ABSTRACT

This chapter focuses on Spoken Tamil, the vernacular or Low variety in diglossic Tamil, and reveals variation within Spoken Tamil that has thus far been unexplored in scholarship on the language in Singapore. Furthermore, it conceptually emphasises the link between language, migration and identity construction, wherein differences in spoken varieties of Tamil can be explored through the lens of the different waves of immigration to Singapore. Drawing data from a sociolinguistic survey taken by 109 respondents, the chapter builds on the awareness and attitudes of respondents from the two immigration waves identified, the New Wave, and Old Wave, towards the spoken varieties of Singaporean Tamil, Indian Tamil and Literary Tamil. The results from the survey show that there are speakers of all the varieties listed above, solidifying their existence in Singapore’s Tamil linguistic landscape.
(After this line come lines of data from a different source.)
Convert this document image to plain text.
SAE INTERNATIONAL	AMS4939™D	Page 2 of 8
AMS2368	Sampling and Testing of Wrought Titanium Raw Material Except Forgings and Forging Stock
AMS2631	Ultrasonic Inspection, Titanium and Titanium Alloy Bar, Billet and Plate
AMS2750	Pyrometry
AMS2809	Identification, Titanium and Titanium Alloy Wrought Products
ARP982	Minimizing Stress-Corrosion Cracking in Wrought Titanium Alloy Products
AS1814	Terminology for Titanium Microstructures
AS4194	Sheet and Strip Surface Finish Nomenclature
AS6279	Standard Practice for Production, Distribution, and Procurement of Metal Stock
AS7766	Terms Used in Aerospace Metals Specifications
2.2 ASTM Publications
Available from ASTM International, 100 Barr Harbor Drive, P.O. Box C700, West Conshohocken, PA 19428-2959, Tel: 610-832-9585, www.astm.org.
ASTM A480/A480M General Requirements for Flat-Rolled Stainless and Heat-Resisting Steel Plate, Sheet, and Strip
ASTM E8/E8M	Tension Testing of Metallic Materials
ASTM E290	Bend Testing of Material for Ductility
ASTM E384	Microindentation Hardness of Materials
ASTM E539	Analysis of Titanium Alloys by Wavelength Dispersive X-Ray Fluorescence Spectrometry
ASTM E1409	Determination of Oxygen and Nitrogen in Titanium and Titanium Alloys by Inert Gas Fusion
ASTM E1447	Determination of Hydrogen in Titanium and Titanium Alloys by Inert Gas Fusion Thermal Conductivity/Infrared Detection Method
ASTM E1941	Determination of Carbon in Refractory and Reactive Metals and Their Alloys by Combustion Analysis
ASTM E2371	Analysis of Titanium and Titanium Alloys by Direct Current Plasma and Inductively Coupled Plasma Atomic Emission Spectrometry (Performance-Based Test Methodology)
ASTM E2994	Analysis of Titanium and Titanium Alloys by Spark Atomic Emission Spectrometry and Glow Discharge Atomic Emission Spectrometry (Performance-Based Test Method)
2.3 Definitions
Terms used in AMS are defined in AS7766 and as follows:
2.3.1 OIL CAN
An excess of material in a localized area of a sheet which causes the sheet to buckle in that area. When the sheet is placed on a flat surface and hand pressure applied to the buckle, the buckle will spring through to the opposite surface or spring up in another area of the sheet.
The New and Old Wave respondents’ attitudes towards these varieties also show that they favour one spoken variety viewing it as ‘purer’ than the other. Awareness and attitudes towards these different spoken varieties thus begin to render visibility to a new kind of identity politics within the Tamil community that allude to hierarchies in spoken varieties of the vernacular rendering language a significant divider in the distinction between the ‘old’ and ‘new’ diaspora.